Per oltre cinquant’anni Betty Neumar ha attraversato gli Stati Uniti cambiando città e identità, lasciandosi alle spalle matrimoni celebrati in fretta e lutti altrettanto rapidi.
Cinque mariti e cinque vedovanze hanno segnato la sua storia personale, sempre accompagnata dall’incasso di cospicue polizze assicurative sulla vita dei coniugi.
Un percorso che, secondo gli investigatori, le ha permesso a lungo di sfuggire ai controlli delle autorità di almeno quattro Stati, fino a farle guadagnare l’appellativo di Vedova Nera nella cronaca nera americana.
Betty Neumar, la donna che ha ucciso i suoi 5 mariti per accaparrarsi i soldi
Oggi Betty Neumar ha 76 anni e un aspetto che non richiama l’immagine di una serial killer. Sembra una donna anziana qualunque, lontana dall’idea di una criminale capace di muoversi indisturbata per decenni. Non tutti, però, si sono lasciati convincere da quella facciata.

Betty Neumar, la donna che ha ucciso i suoi 5 mariti per accaparrarsi i soldi-misteriditalia.it
A nutrire sospetti fin dall’inizio è stato Al Gentry, fratello di Harold, il quarto marito. Harold venne trovato morto il 14 luglio 1986 nella casa che condivideva con Betty e la sua scomparsa fu inizialmente classificata come un gesto volontario. Al Gentry ricorda di trovarsi in giardino, sotto choc, mentre la polizia effettuava i rilievi. Betty rientrò in città dopo alcuni giorni di assenza, scese da un taxi e si avvicinò senza chiedere spiegazioni.
Una frase pronunciata in quel momento, secondo il racconto di Al, lo convinse che dietro la morte del fratello non ci fosse una coincidenza. I sospetti vennero subito segnalati agli investigatori, ma il fascicolo fu archiviato. Per anni Al continuò a sollecitare la polizia, mentre Betty proseguiva la propria vita. Solo nel marzo scorso il caso è stato riaperto e nuove indagini hanno portato alla conclusione che l’omicidio era stato organizzato da lei, con l’ingaggio di un killer ricompensato con un mezzo di valore.
L’arresto avvenuto due mesi fa non ha chiuso la vicenda, ma ha riacceso l’attenzione su un passato fitto di morti sospette. Le indagini hanno riportato alla luce episodi risalenti agli anni Cinquanta. Nel 1952, in Ohio, Betty Neumar perse il primo marito, ufficialmente deceduto per un improvviso arresto cardiaco nonostante fosse in buona salute. I documenti dell’epoca segnalavano elementi poco chiari, ma il caso venne rapidamente archiviato.
Due anni dopo, il secondo marito fu trovato morto nella loro abitazione, colpito da un’arma da fuoco. Anche in questo caso le autorità avviarono accertamenti più approfonditi, ma l’assenza di strumenti scientifici avanzati impedì di arrivare a prove decisive.
Betty Neumar riuscì ancora una volta a evitare conseguenze, incassò l’assicurazione, vendette la casa e si risposò.
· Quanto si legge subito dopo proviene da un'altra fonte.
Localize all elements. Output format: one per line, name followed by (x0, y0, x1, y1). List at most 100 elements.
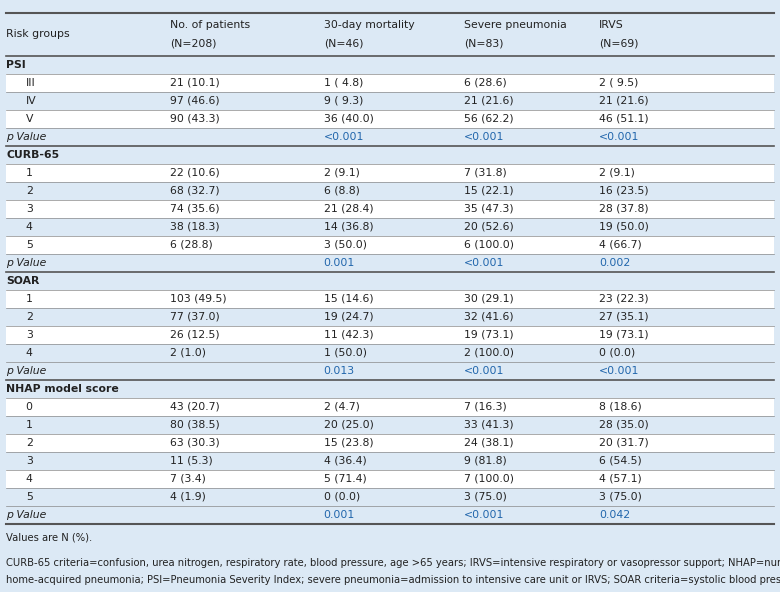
Text: 22 (10.6): 22 (10.6) (170, 168, 220, 178)
Text: 19 (73.1): 19 (73.1) (599, 330, 649, 340)
Text: 32 (41.6): 32 (41.6) (464, 312, 514, 322)
Bar (6, 56, 774, 73)
Bar (6, 326, 774, 344)
Text: 20 (31.7): 20 (31.7) (599, 438, 649, 448)
Bar (6, 254, 774, 272)
Text: 7 (3.4): 7 (3.4) (170, 474, 206, 484)
Bar (6, 164, 774, 182)
Bar (6, 128, 774, 146)
Bar (6, 434, 774, 452)
Text: 2 (4.7): 2 (4.7) (324, 402, 360, 412)
Text: 36 (40.0): 36 (40.0) (324, 114, 374, 124)
Text: <0.001: <0.001 (599, 366, 640, 376)
Text: 14 (36.8): 14 (36.8) (324, 222, 374, 231)
Text: 11 (5.3): 11 (5.3) (170, 456, 213, 466)
Text: (N=46): (N=46) (324, 38, 363, 49)
Bar (6, 308, 774, 326)
Text: 46 (51.1): 46 (51.1) (599, 114, 649, 124)
Text: 77 (37.0): 77 (37.0) (170, 312, 220, 322)
Text: 63 (30.3): 63 (30.3) (170, 438, 220, 448)
Text: 27 (35.1): 27 (35.1) (599, 312, 649, 322)
Text: 0: 0 (26, 402, 33, 412)
Text: 26 (12.5): 26 (12.5) (170, 330, 220, 340)
Text: 3 (50.0): 3 (50.0) (324, 240, 367, 250)
Text: 2: 2 (26, 312, 33, 322)
Text: 3: 3 (26, 330, 33, 340)
Text: p Value: p Value (6, 366, 47, 376)
Bar (6, 344, 774, 362)
Text: 8 (18.6): 8 (18.6) (599, 402, 642, 412)
Text: 1: 1 (26, 294, 33, 304)
Text: 24 (38.1): 24 (38.1) (464, 438, 514, 448)
Text: 4: 4 (26, 222, 33, 231)
Text: 4 (36.4): 4 (36.4) (324, 456, 367, 466)
Text: 6 (8.8): 6 (8.8) (324, 186, 360, 196)
Text: 6 (100.0): 6 (100.0) (464, 240, 514, 250)
Bar (6, 290, 774, 308)
Text: 4: 4 (26, 474, 33, 484)
Text: <0.001: <0.001 (324, 131, 364, 141)
Bar (6, 146, 774, 164)
Text: 1 (50.0): 1 (50.0) (324, 348, 367, 358)
Text: 30 (29.1): 30 (29.1) (464, 294, 514, 304)
Text: 21 (10.1): 21 (10.1) (170, 78, 220, 88)
Text: 90 (43.3): 90 (43.3) (170, 114, 220, 124)
Text: p Value: p Value (6, 510, 47, 520)
Text: 6 (54.5): 6 (54.5) (599, 456, 642, 466)
Text: 2 (100.0): 2 (100.0) (464, 348, 514, 358)
Text: No. of patients: No. of patients (170, 20, 250, 30)
Text: CURB-65 criteria=confusion, urea nitrogen, respiratory rate, blood pressure, age: CURB-65 criteria=confusion, urea nitroge… (6, 558, 780, 568)
Bar (6, 73, 774, 92)
Text: 0 (0.0): 0 (0.0) (599, 348, 635, 358)
Text: 4: 4 (26, 348, 33, 358)
Text: IV: IV (26, 96, 37, 106)
Text: 38 (18.3): 38 (18.3) (170, 222, 220, 231)
Text: p Value: p Value (6, 131, 47, 141)
Text: 43 (20.7): 43 (20.7) (170, 402, 220, 412)
Text: 7 (100.0): 7 (100.0) (464, 474, 514, 484)
Bar (6, 236, 774, 254)
Text: Values are N (%).: Values are N (%). (6, 533, 93, 543)
Text: 3: 3 (26, 204, 33, 214)
Text: PSI: PSI (6, 60, 26, 70)
Text: 4 (66.7): 4 (66.7) (599, 240, 642, 250)
Text: III: III (26, 78, 36, 88)
Bar (6, 488, 774, 506)
Text: 80 (38.5): 80 (38.5) (170, 420, 220, 430)
Bar (6, 92, 774, 110)
Text: 2 ( 9.5): 2 ( 9.5) (599, 78, 638, 88)
Text: 3 (75.0): 3 (75.0) (464, 492, 507, 502)
Text: 0.001: 0.001 (324, 258, 355, 268)
Text: 20 (52.6): 20 (52.6) (464, 222, 514, 231)
Text: 103 (49.5): 103 (49.5) (170, 294, 227, 304)
Text: CURB-65: CURB-65 (6, 150, 59, 160)
Text: <0.001: <0.001 (464, 510, 505, 520)
Bar (6, 218, 774, 236)
Text: 6 (28.6): 6 (28.6) (464, 78, 507, 88)
Text: 16 (23.5): 16 (23.5) (599, 186, 649, 196)
Text: 97 (46.6): 97 (46.6) (170, 96, 220, 106)
Text: 11 (42.3): 11 (42.3) (324, 330, 374, 340)
Text: NHAP model score: NHAP model score (6, 384, 119, 394)
Bar (6, 272, 774, 289)
Text: 0.001: 0.001 (324, 510, 355, 520)
Text: 19 (24.7): 19 (24.7) (324, 312, 374, 322)
Text: (N=69): (N=69) (599, 38, 639, 49)
Text: 2 (9.1): 2 (9.1) (324, 168, 360, 178)
Text: 30-day mortality: 30-day mortality (324, 20, 414, 30)
Bar (6, 506, 774, 524)
Text: 1: 1 (26, 168, 33, 178)
Text: 4 (57.1): 4 (57.1) (599, 474, 642, 484)
Text: 0.042: 0.042 (599, 510, 630, 520)
Bar (6, 200, 774, 218)
Text: 0 (0.0): 0 (0.0) (324, 492, 360, 502)
Text: (N=83): (N=83) (464, 38, 504, 49)
Text: <0.001: <0.001 (464, 258, 505, 268)
Text: 0.002: 0.002 (599, 258, 630, 268)
Text: V: V (26, 114, 34, 124)
Text: SOAR: SOAR (6, 276, 40, 286)
Bar (6, 13, 774, 56)
Text: 28 (35.0): 28 (35.0) (599, 420, 649, 430)
Text: 19 (50.0): 19 (50.0) (599, 222, 649, 231)
Text: 2 (1.0): 2 (1.0) (170, 348, 206, 358)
Con il terzo marito si trasferì in Florida, dove rimase per tredici anni prima che anche quella relazione si concludesse con una morte classificata come suicidio.
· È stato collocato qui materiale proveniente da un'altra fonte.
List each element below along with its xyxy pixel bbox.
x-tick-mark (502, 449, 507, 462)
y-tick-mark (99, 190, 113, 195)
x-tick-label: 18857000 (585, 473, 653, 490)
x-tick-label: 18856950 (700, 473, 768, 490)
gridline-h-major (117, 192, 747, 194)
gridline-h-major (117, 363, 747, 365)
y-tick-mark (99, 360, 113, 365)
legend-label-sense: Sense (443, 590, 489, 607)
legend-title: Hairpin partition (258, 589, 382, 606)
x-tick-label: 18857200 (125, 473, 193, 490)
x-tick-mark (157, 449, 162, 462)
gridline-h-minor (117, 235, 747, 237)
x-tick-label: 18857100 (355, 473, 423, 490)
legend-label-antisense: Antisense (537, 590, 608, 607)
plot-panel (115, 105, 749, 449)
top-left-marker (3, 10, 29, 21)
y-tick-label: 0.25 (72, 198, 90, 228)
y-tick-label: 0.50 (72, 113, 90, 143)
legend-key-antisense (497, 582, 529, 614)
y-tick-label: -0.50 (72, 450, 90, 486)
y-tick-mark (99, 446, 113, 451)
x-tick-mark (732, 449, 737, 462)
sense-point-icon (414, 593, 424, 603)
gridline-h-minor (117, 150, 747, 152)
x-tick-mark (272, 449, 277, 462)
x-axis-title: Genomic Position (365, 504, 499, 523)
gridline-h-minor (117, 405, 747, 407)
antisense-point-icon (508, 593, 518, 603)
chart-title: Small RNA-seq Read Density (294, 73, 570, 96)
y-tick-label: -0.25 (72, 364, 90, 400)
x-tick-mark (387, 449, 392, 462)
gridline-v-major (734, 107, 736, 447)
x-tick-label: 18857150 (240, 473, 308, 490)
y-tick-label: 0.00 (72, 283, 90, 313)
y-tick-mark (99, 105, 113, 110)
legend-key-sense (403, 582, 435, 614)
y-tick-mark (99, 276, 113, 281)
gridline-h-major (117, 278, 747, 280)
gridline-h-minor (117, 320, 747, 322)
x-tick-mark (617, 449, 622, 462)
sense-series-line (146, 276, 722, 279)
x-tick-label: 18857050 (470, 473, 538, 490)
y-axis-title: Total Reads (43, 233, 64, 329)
Nel 1965 conobbe Harold Gentry e si stabilì con lui in North Carolina. La sua morte, avvenuta nel 1986, sembrò inizialmente un episodio isolato. L’ultimo marito, John Neumar, settantanovenne, è morto nell’ottobre scorso e la diagnosi ufficiale parlò di una rara sepsi. Anche questa volta non emersero subito sospetti.
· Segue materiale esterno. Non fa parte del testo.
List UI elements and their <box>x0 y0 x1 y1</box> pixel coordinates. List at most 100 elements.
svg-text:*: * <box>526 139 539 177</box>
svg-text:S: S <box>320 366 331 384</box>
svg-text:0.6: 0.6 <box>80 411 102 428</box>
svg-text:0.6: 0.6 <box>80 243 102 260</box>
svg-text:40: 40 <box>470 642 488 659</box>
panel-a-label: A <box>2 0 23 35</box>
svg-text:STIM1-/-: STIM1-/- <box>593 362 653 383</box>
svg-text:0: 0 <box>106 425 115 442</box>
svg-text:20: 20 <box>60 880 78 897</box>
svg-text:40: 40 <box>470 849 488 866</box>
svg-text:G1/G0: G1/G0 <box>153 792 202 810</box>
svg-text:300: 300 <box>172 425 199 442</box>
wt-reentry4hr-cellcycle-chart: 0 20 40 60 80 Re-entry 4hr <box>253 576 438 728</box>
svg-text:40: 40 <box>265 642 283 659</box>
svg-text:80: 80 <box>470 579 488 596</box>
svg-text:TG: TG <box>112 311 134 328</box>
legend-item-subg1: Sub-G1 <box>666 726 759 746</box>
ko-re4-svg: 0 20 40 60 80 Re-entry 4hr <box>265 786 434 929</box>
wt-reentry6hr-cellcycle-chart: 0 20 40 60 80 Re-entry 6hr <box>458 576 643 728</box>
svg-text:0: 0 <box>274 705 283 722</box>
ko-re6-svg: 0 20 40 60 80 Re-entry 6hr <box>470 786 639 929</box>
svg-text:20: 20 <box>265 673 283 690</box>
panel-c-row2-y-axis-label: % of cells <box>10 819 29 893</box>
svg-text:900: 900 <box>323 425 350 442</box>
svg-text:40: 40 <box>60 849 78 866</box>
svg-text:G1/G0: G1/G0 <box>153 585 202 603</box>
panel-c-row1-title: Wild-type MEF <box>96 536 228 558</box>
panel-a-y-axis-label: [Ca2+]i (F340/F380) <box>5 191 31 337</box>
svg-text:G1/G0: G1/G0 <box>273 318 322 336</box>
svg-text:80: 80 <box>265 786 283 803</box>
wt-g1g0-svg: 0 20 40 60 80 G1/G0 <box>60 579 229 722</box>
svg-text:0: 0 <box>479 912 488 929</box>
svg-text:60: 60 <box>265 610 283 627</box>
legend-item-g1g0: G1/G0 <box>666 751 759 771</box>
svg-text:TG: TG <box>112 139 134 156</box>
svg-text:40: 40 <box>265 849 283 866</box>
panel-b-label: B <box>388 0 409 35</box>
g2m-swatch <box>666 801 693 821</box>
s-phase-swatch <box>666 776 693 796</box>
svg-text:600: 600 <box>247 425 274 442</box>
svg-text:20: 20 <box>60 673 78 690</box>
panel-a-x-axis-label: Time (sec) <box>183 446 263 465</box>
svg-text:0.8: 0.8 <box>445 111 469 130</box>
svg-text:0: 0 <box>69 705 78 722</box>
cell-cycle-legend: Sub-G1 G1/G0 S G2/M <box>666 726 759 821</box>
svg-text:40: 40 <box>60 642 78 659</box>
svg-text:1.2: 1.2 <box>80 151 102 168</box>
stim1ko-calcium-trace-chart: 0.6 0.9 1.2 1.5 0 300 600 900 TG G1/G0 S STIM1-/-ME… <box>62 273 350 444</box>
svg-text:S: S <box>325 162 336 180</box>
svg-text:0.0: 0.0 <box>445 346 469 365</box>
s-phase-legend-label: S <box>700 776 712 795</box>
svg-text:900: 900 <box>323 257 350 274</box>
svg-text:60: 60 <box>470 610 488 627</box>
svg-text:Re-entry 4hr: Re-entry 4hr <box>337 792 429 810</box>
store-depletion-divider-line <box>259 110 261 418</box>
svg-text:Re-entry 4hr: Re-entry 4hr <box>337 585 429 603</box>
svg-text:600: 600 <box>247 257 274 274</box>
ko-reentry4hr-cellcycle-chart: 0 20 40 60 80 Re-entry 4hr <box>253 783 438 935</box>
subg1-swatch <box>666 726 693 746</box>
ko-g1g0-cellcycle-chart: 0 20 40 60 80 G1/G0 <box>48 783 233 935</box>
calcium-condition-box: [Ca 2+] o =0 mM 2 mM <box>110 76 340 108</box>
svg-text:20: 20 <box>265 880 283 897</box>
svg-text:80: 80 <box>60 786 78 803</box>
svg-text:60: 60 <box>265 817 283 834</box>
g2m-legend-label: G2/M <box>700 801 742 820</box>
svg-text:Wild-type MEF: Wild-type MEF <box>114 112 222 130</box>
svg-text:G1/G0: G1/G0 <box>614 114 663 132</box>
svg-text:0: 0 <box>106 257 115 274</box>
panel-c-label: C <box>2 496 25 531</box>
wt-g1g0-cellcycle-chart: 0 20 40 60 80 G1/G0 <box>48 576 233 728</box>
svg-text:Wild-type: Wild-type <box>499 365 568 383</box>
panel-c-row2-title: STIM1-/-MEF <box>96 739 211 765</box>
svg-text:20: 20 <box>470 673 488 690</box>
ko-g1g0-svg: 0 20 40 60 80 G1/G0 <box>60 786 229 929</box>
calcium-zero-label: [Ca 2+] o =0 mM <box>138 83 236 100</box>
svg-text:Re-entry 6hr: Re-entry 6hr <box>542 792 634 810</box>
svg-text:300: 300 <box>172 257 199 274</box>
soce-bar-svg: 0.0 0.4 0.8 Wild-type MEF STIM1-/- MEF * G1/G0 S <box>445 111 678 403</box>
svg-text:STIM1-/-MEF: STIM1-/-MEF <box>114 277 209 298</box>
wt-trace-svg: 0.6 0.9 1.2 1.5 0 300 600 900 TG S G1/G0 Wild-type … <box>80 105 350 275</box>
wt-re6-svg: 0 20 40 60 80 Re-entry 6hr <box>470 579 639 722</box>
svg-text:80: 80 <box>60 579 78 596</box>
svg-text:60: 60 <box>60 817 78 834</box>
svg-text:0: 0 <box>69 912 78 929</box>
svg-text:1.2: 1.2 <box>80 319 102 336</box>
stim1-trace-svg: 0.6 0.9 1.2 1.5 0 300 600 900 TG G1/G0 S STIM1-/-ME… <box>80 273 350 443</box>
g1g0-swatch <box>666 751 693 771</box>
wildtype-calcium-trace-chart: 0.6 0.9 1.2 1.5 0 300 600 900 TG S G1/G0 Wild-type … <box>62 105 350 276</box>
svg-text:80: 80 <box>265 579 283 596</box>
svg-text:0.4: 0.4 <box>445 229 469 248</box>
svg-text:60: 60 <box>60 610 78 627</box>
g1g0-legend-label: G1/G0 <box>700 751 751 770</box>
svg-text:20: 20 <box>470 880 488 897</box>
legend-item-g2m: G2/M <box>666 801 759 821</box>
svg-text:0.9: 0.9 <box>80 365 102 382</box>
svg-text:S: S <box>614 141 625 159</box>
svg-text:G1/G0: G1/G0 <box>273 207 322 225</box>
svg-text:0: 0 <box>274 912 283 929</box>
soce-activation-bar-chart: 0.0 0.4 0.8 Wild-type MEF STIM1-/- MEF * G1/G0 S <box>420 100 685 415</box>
La svolta è arrivata con la riapertura dei precedenti fascicoli. Alla luce delle nuove indagini, anche la morte di John Neumar è finita sotto esame e i suoi resti sono stati sequestrati per ulteriori accertamenti. Quella che per decenni era apparsa come una serie di tragiche coincidenze viene ora riletta come un disegno coerente e prolungato nel tempo. Un caso che riapre una pagina oscura della cronaca statunitense e che, dopo anni di archiviazioni e silenzi, sembra avviarsi verso un chiarimento definitivo.